From Deseret News archives:
Skousen was his own eager taskmaster
Perhaps the greatest private defender of the Constitution and individual rights the state of Utah has ever seen died on Monday just 11 days from his 93rd birthday.
His death followed several months of illness after an otherwise healthy life. Son Paul Skousen remarked, "Dad was ready to go; he was exhausted. He fought a hard fight."
Harder than most. Few have expended more energy in their allotted years. "The rest of us, when we get tired, we turn on 'Seinfeld' and make some popcorn," said Paul Skousen. "He didn't do that. When he got tired, he'd study something else. He'd just bounce from value education to value education. That was Dad's recreation."
I never personally met Cleon Skousen, but I can read a resume, and reading this man's resume is enough to make me turn on "Seinfeld" and make some popcorn.
The remarkable part about all this industry is that almost all of it was self-assigned. No one ordered Cleon Skousen to be Cleon Skousen. He did it on his own.
"The Naked Communist" is a case in point. As Paul Skousen recounts, his father was an administrative assistant to FBI director J. Edgar Hoover during World War II when he heard Hoover talking about the need for people to educate themselves about the dangers of communism.
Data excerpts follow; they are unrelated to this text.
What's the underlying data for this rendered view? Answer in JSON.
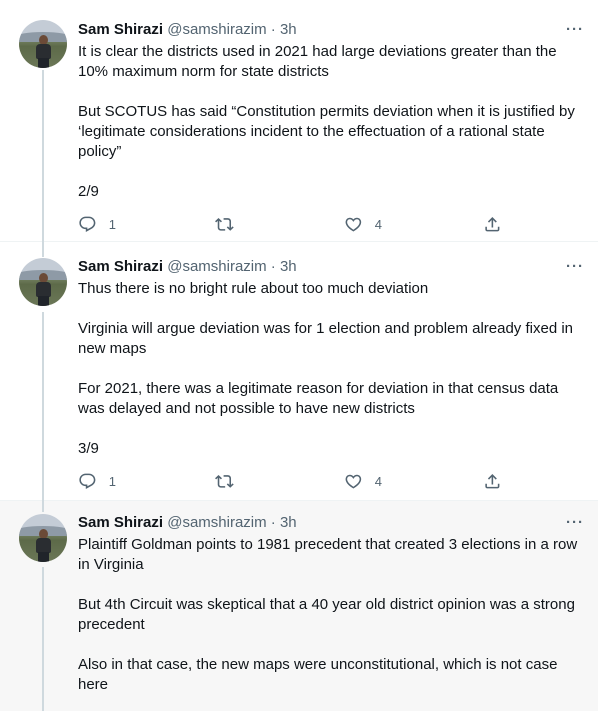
{
  "tweets": [
    {
      "name": "Sam Shirazi",
      "handle": "@samshirazim",
      "separator": "·",
      "time": "3h",
      "paragraphs": [
        "It is clear the districts used in 2021 had large deviations greater than the 10% maximum norm for state districts",
        "But SCOTUS has said “Constitution permits deviation when it is justified by ‘legitimate considerations incident to the effectuation of a rational state policy”",
        "2/9"
      ],
      "replies": "1",
      "retweets": "",
      "likes": "4"
    },
    {
      "name": "Sam Shirazi",
      "handle": "@samshirazim",
      "separator": "·",
      "time": "3h",
      "paragraphs": [
        "Thus there is no bright rule about too much deviation",
        "Virginia will argue deviation was for 1 election and problem already fixed in new maps",
        "For 2021, there was a legitimate reason for deviation in that census data was delayed and not possible to have new districts",
        "3/9"
      ],
      "replies": "1",
      "retweets": "",
      "likes": "4"
    },
    {
      "name": "Sam Shirazi",
      "handle": "@samshirazim",
      "separator": "·",
      "time": "3h",
      "paragraphs": [
        "Plaintiff Goldman points to 1981 precedent that created 3 elections in a row in Virginia",
        "But 4th Circuit was skeptical that a 40 year old district opinion was a strong precedent",
        "Also in that case, the new maps were unconstitutional, which is not case here"
      ]
    }
  ],
  "icons": {
    "reply": "reply-icon",
    "retweet": "retweet-icon",
    "like": "heart-icon",
    "share": "share-icon",
    "more": "more-icon"
  },
  "colors": {
    "text": "#0f1419",
    "secondary": "#536471",
    "thread_line": "#cfd9de",
    "hover_bg": "#f7f7f7"
  }
}
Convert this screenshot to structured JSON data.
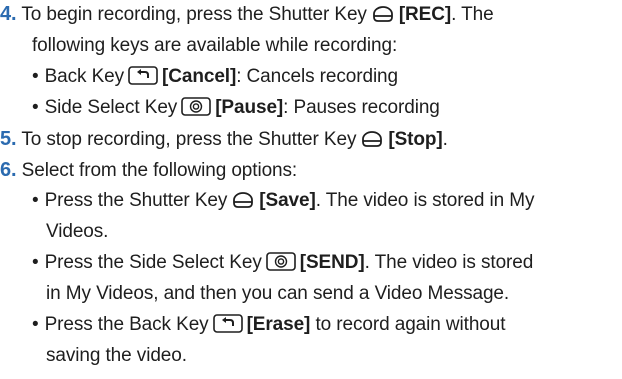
{
  "steps": [
    {
      "number": "4.",
      "text_before_key": "To begin recording, press the Shutter Key",
      "key_icon": "shutter-key-icon",
      "key_label": "[REC]",
      "text_after_key": ". The",
      "continuation": "following keys are available while recording:",
      "bullets": [
        {
          "symbol": "•",
          "text_before_key": "Back Key",
          "key_icon": "back-key-icon",
          "key_label": "[Cancel]",
          "text_after_key": ": Cancels recording"
        },
        {
          "symbol": "•",
          "text_before_key": "Side Select Key",
          "key_icon": "side-select-key-icon",
          "key_label": "[Pause]",
          "text_after_key": ": Pauses recording"
        }
      ]
    },
    {
      "number": "5.",
      "text_before_key": "To stop recording, press the Shutter Key",
      "key_icon": "shutter-key-icon",
      "key_label": "[Stop]",
      "text_after_key": "."
    },
    {
      "number": "6.",
      "text": "Select from the following options:",
      "bullets": [
        {
          "symbol": "•",
          "text_before_key": "Press the Shutter Key",
          "key_icon": "shutter-key-icon",
          "key_label": "[Save]",
          "text_after_key": ". The video is stored in My",
          "continuation": "Videos."
        },
        {
          "symbol": "•",
          "text_before_key": "Press the Side Select Key",
          "key_icon": "side-select-key-icon",
          "key_label": "[SEND]",
          "text_after_key": ". The video is stored",
          "continuation": "in My Videos, and then you can send a Video Message."
        },
        {
          "symbol": "•",
          "text_before_key": "Press the Back Key",
          "key_icon": "back-key-icon",
          "key_label": "[Erase]",
          "text_after_key": " to record again without",
          "continuation": "saving the video."
        }
      ]
    }
  ],
  "colors": {
    "step_number": "#2b6bb0",
    "text": "#1e1e1e"
  }
}
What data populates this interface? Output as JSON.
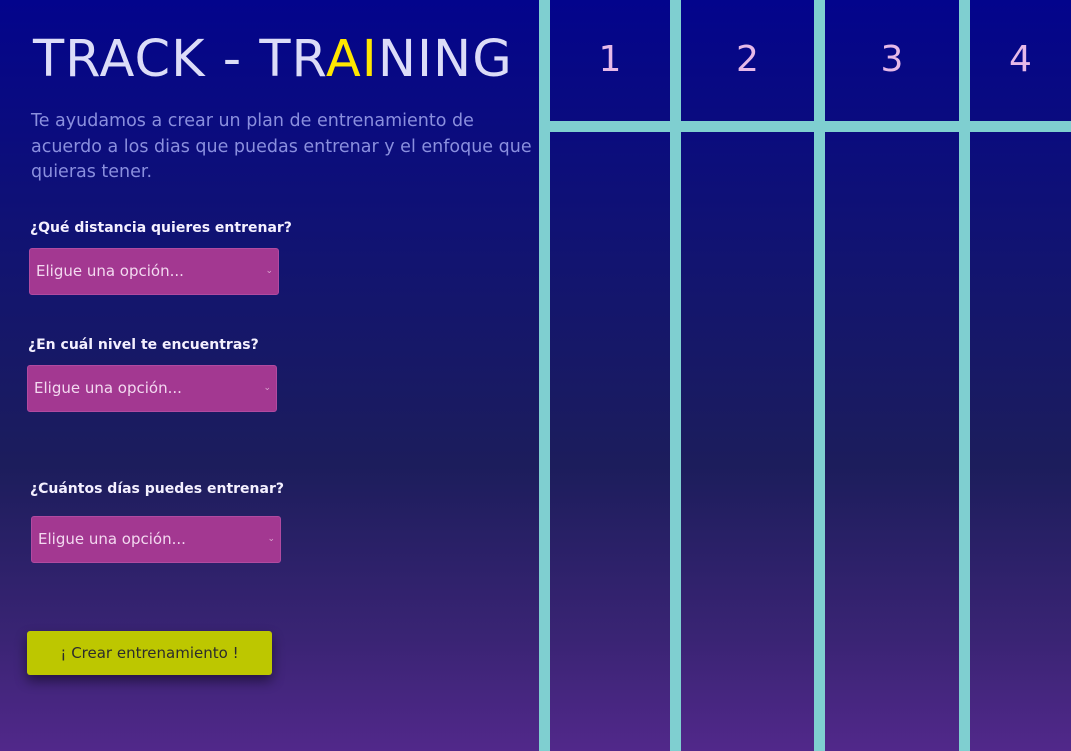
{
  "header": {
    "title_start": "TRACK - TR",
    "title_ai": "AI",
    "title_end": "NING",
    "subtitle": "Te ayudamos a crear un plan de entrenamiento de acuerdo a los dias que puedas entrenar y el enfoque que quieras tener."
  },
  "form": {
    "distance": {
      "label": "¿Qué distancia quieres entrenar?",
      "selected": "Eligue una opción..."
    },
    "level": {
      "label": "¿En cuál nivel te encuentras?",
      "selected": "Eligue una opción..."
    },
    "days": {
      "label": "¿Cuántos días puedes entrenar?",
      "selected": "Eligue una opción..."
    },
    "submit_label": "¡ Crear entrenamiento !"
  },
  "plan": {
    "columns": [
      "1",
      "2",
      "3",
      "4"
    ]
  },
  "colors": {
    "accent_title": "#ffe600",
    "select_bg": "#a33891",
    "button_bg": "#bdc700",
    "grid_lines": "#7fcfd0"
  },
  "icons": {
    "select_arrow": "chevron-down-icon"
  }
}
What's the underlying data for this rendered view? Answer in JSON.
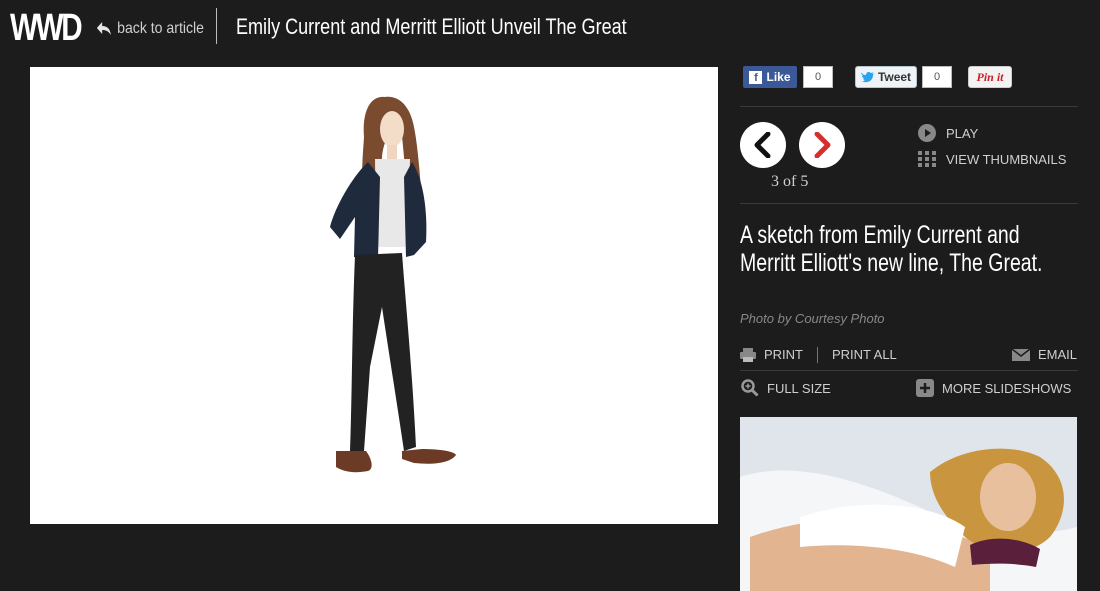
{
  "header": {
    "logo": "WWD",
    "back_label": "back to article",
    "title": "Emily Current and Merritt Elliott Unveil The Great"
  },
  "social": {
    "like_label": "Like",
    "like_count": "0",
    "tweet_label": "Tweet",
    "tweet_count": "0",
    "pin_label": "Pin it"
  },
  "slideshow": {
    "counter": "3 of 5",
    "play_label": "PLAY",
    "thumbnails_label": "VIEW THUMBNAILS",
    "caption": "A sketch from Emily Current and Merritt Elliott's new line, The Great.",
    "credit": "Photo by Courtesy Photo"
  },
  "tools": {
    "print_label": "PRINT",
    "print_all_label": "PRINT ALL",
    "email_label": "EMAIL",
    "full_size_label": "FULL SIZE",
    "more_slideshows_label": "MORE SLIDESHOWS"
  },
  "icons": {
    "back": "back-arrow-icon",
    "prev": "chevron-left-icon",
    "next": "chevron-right-icon",
    "play": "play-icon",
    "thumbnails": "grid-icon",
    "print": "printer-icon",
    "email": "envelope-icon",
    "full_size": "magnifier-icon",
    "more": "plus-icon"
  },
  "colors": {
    "background": "#1c1c1c",
    "next_arrow": "#d32f2f",
    "facebook": "#3b5998",
    "pinterest": "#cb2027"
  }
}
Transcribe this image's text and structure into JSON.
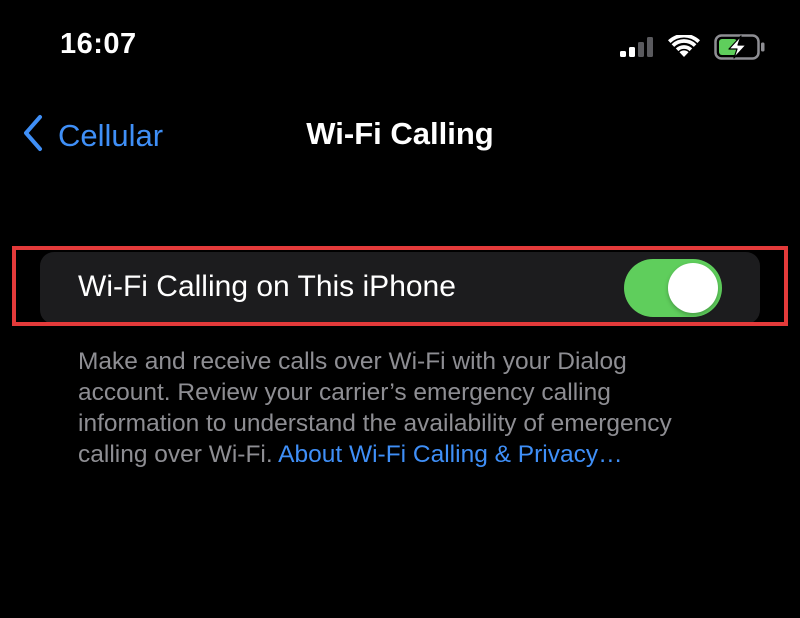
{
  "status_bar": {
    "time": "16:07",
    "icons": [
      "cellular-signal-icon",
      "wifi-icon",
      "battery-charging-icon"
    ]
  },
  "nav": {
    "back_label": "Cellular",
    "title": "Wi-Fi Calling"
  },
  "settings": {
    "wifi_calling_label": "Wi-Fi Calling on This iPhone",
    "wifi_calling_enabled": true
  },
  "footer": {
    "line1": "Make and receive calls over Wi-Fi with your Dialog",
    "line2": "account. Review your carrier’s emergency calling",
    "line3": "information to understand the availability of emergency",
    "line4_text": "calling over Wi-Fi. ",
    "link": "About Wi-Fi Calling & Privacy…"
  },
  "colors": {
    "background": "#000000",
    "cell_background": "#1c1c1e",
    "accent_blue": "#3f8ff7",
    "toggle_on": "#5fce5c",
    "highlight_red": "#e33a3a",
    "secondary_text": "#8e8e93"
  }
}
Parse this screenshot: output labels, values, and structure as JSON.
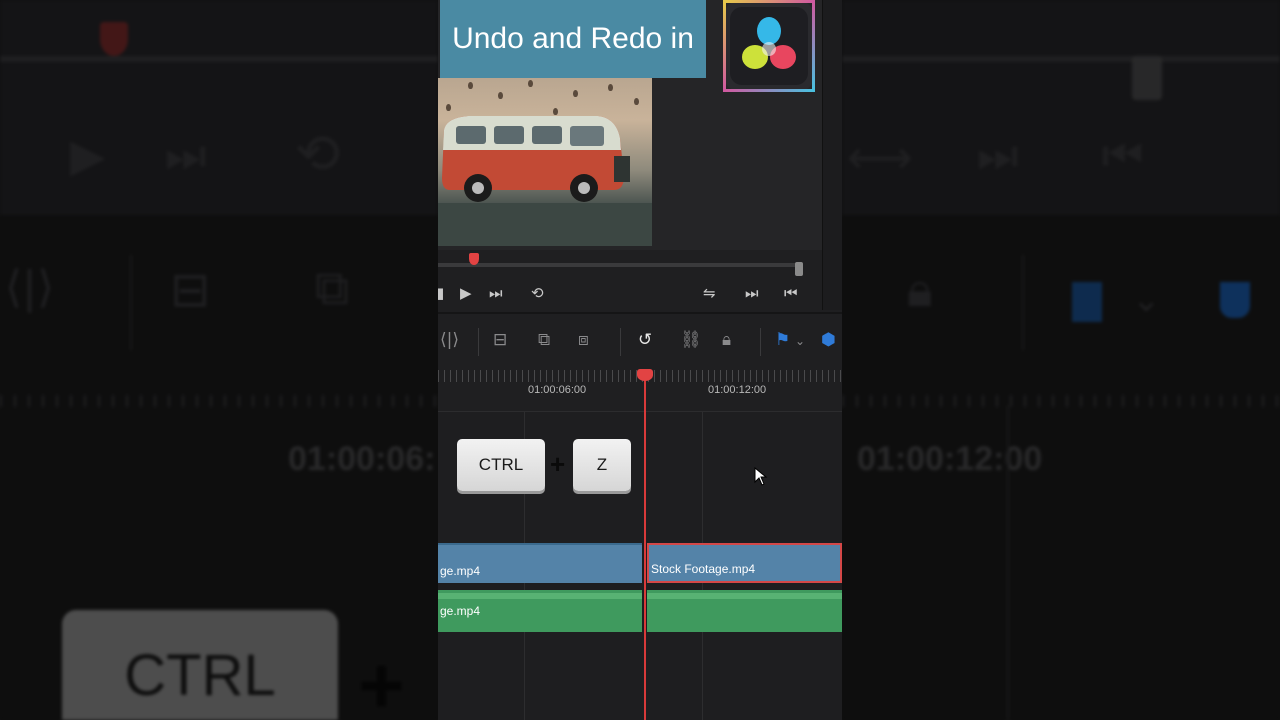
{
  "banner": {
    "title": "Undo and Redo in"
  },
  "logo": {
    "name": "davinci-resolve-logo"
  },
  "timeline": {
    "timecodes": [
      "01:00:06:00",
      "01:00:12:00"
    ],
    "clips": {
      "video_left": "ge.mp4",
      "video_right": "Stock Footage.mp4",
      "audio_left": "ge.mp4"
    }
  },
  "shortcut": {
    "key1": "CTRL",
    "plus": "+",
    "key2": "Z"
  },
  "background": {
    "timecode_left": "01:00:06:",
    "timecode_right": "01:00:12:00",
    "key_label": "CTRL",
    "plus": "+"
  },
  "colors": {
    "banner": "#4a8aa3",
    "playhead": "#d83a3a",
    "video_clip": "#5483a8",
    "audio_clip": "#3f9a5e",
    "marker": "#2f7bd8"
  }
}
"Dad heard that and took the initiative on his own," said Paul Skousen. "He did the research and came up with all the material that became 'The Naked Communist.' And that became the bible for everyone engaged in that fight. His book was the only material during the early days of the communist movement."
As Paul remembered it, no one in the Skousen household ever had to question how the patriarch of the house wrote all those books.